E eu vou andando por aí e, por simpatia, também vou assobiando.

11 fevereiro 2016

441 - Por cá, novamente.

Por razões que não vêm ao caso - ou até, eventualmente, sem razão nenhuma - coloquei o último comentário no longínquo ano de 2015, mais precisamente a novembro, 16. Quase três meses! E por razões que não vêm ao caso - ou até, eventualmente, sem razão nenhuma - resolvi hoje voltar a chatear quem tenha a pachorra de me ler.
Foto by Quim Vilas with Lumia Camera

Hoje é dia 11 de fevereiro. Ando por casa, saindo apenas esporadicamente para ir ao Café do Tónio, no entanto não mais que 15 a 20 minutos, tempo limite longe do Lar. Como esta situação já dura desde o dia 1 deste mês, não há razão para invocar falta de tempo para não andar por aí. Simplesmente, não me apeteceu.

O meu regresso hoje, não será pelo facto da Sara ter chegado ao Brasil, onde andará até finais de agosto; por o Dr. Augusto Dias ter falecido fez no dia 9 três anos; nem pelo Fundador da Cutipol fazer quatro anos no próximo sábado que partiu; nem pelo Rogério do Vermelho Vivo comemorar o aniversário amanhã; nem por o Mendes dos Pneus ir hoje a sepultar.

Nada disto tem que ver com o regresso mas, curioso, todos têm algo em comum: Sara; Augusto Dias; José Ribeiro; Rogério Leite e o Mendes dos Pneus, todos falavam comigo sobre o que eu ia escrevinhando, ora no Reflexo, ora neste local.

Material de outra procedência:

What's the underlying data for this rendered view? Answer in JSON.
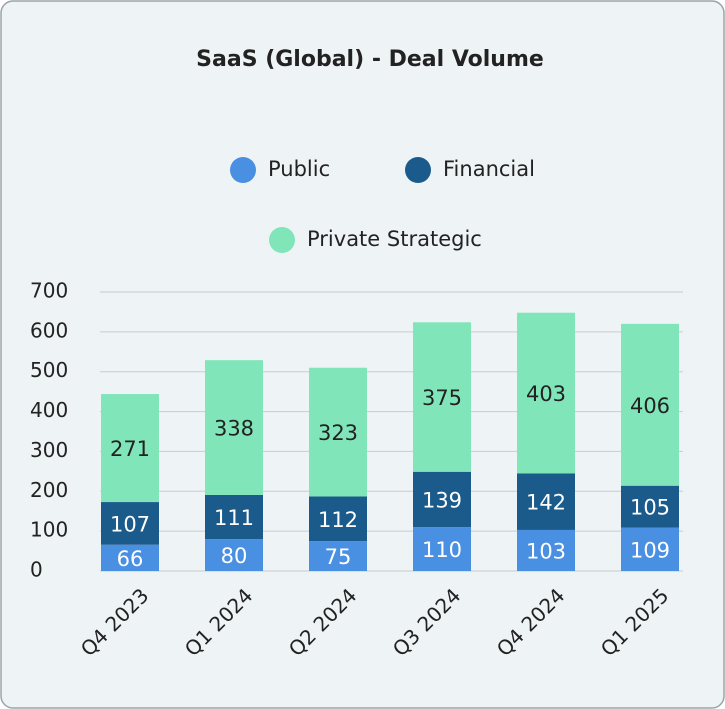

Talvez por isso - ou até, eventualmente, nem por isso - hoje resolvi regressar a este cantinho. Será para durar? Quem sabe...

E eu vou andando por aí e, por simpatia, também vou assobiando.

16 novembro 2015

440 . Nem tudo está perdido.

Foto: Público Digital(Editada)
Hoje pela manhã testemunhei, participando, em algo que não estava nada a esperar. Numa instituição de ensino, que frequento diariamente, constato amiudadas vezes com o que considero falta de educação e civismo e que outros, mais benevolentes, chamam de "deixa lá, são coisas da juventude". Estou a referir-me, concretamente, ao péssimo costume que tenho - sim, péssimo porque vem do século passado - de ceder passagem nas portas e nos corredores apertados, aos elementos do sexo feminino. Este costume/hábito/vício/burrice, por vezes enerva-me, pois não poucas vezes, os acompanhantes do dito sexo, sendo do outro - presumo eu, igual ao meu - abusivamente aproveitam a minha mão na porta e passam antes de mim e, no final, nem sequer um "obrigado velhote por segurares na porta". E nas tais passagens estreitas ou então mais largas mas em que circulam três ou quatro a par, também aí tenho de me encostar, para não estorvar a conversa do grupo.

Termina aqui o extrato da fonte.